What’s My View on Amnesty?
Some commenters are asking for my opinion on the amnesty bill. I already gave my opinion on a similar bill in January 2004 and haven’t changed my mind much.
First, I see no reason to grant legal status to millions of illegals, based on platitudes about how we can’t have people “in the shadows.” Under that theory, we need to give amnesty to everybody who has a warrant out for their arrest, as they too are living in shadows. If you break the law, you end up in the shadows. I don’t feel a duty to bring you out.
Bringing illegals out of the shadows would presumably make them eligible for benefits other citizens enjoy — such as unemployment benefits. This will create a need for a new underclass of illegals that can’t receive such benefits. Remember: these are the folks who “do the jobs Americans won’t do.” Except that we really should say: they do the jobs that potential welfare recipients won’t do. My solution would be to get Americans off welfare. Instead, we appear to be headed towards bringing illegals “out of the shadows” and into the bright light of the government dole. Here’s what I said in 2004, and I think it remains true:
My view is that our problem is not so much illegal immigration as the increasingly socialistic nature of our economy. There are certain things that we want done, but nobody wants to do them, because government makes it easy not to. So we let illegals do those things, for wages we would never tolerate for ourselves, and look the other way. As long as this is the case, there can be no solution to the problem. The very second that we legalize one set of people, for humanitarian reasons, we will immediately require a new class of illegal people to take their place — because in our increasingly socialistic economy, it is precisely the illegal status of illegal immigrants that makes them so attractive to the economy.

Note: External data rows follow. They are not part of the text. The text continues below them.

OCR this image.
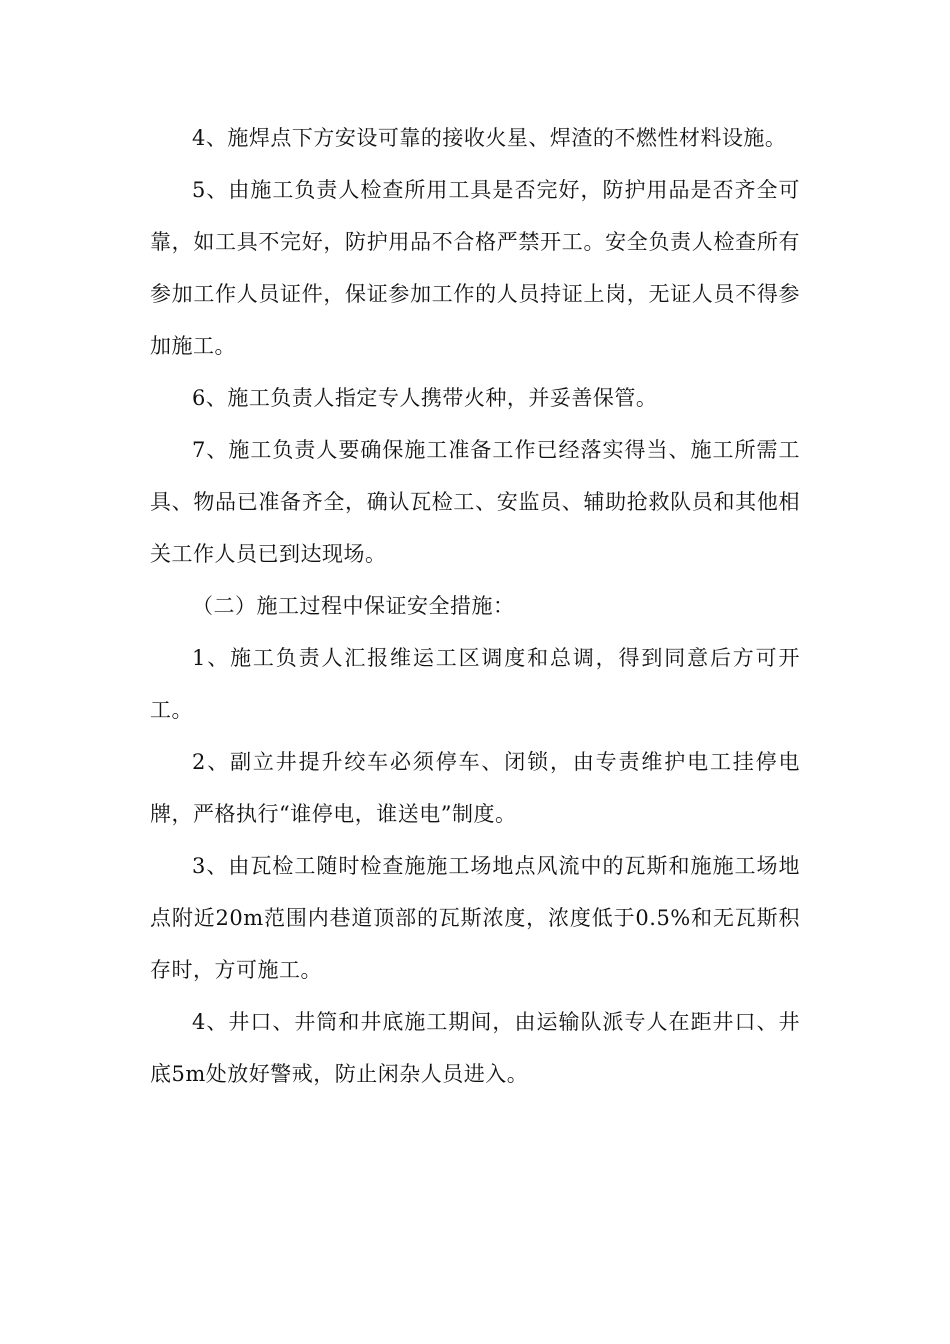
4、施焊点下方安设可靠的接收火星、焊渣的不燃性材料设施。

5、由施工负责人检查所用工具是否完好，防护用品是否齐全可靠，如工具不完好，防护用品不合格严禁开工。安全负责人检查所有参加工作人员证件，保证参加工作的人员持证上岗，无证人员不得参加施工。

6、施工负责人指定专人携带火种，并妥善保管。

7、施工负责人要确保施工准备工作已经落实得当、施工所需工具、物品已准备齐全，确认瓦检工、安监员、辅助抢救队员和其他相关工作人员已到达现场。

（二）施工过程中保证安全措施：

1、施工负责人汇报维运工区调度和总调，得到同意后方可开工。

2、副立井提升绞车必须停车、闭锁，由专责维护电工挂停电牌，严格执行“谁停电，谁送电”制度。

3、由瓦检工随时检查施施工场地点风流中的瓦斯和施施工场地点附近20m范围内巷道顶部的瓦斯浓度，浓度低于0.5%和无瓦斯积存时，方可施工。

4、井口、井筒和井底施工期间，由运输队派专人在距井口、井底5m处放好警戒，防止闲杂人员进入。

(Things would be different, of course, without welfare. Magically, those crap jobs would get done, and people would not be able to turn up their noses at the wages.)
So granting legal status will act as a magnet for yet more illegals — and more people means more cost. I am convinced that when we talk about the economics of illegal immigration, we systematically overlook the costs. We are spending billions to add 50,000 beds to a prison system that houses tens of thousands of illegals that never should have been in the country to begin with. Does anyone count that as an offset against the wonderful benefits we supposedly get from illegal immigration?
At the same time, I don’t support mass deportation of all illegals. First, it would never gain the necessary public support, and anyone who thinks otherwise is dreaming. Even if we could get past logistical concerns and issues of resources, the media would raise a stink, convincing the public that the U.S. is another incarnation of Nazi Germany. It will never happen.
Also, I am sympathetic to those who come to this country seeking a better life for their families. I would do the same in their position.
So if deporting millions won’t happen, what can we do? I am for firmer enforcement in two areas: border security and aggressive deportation of illegal aliens who commit crimes other than illegal entry. I have spoken about the latter idea until I am blue in the face. Why would we employ a single ICE agent to arrest illegals who are working and producing for society, when there are tens of thousands of unidentified illegals in our jails in prisons — 34,000 in Los Angeles jails every year — who will serve their sentences and hit the streets again to commit more crime?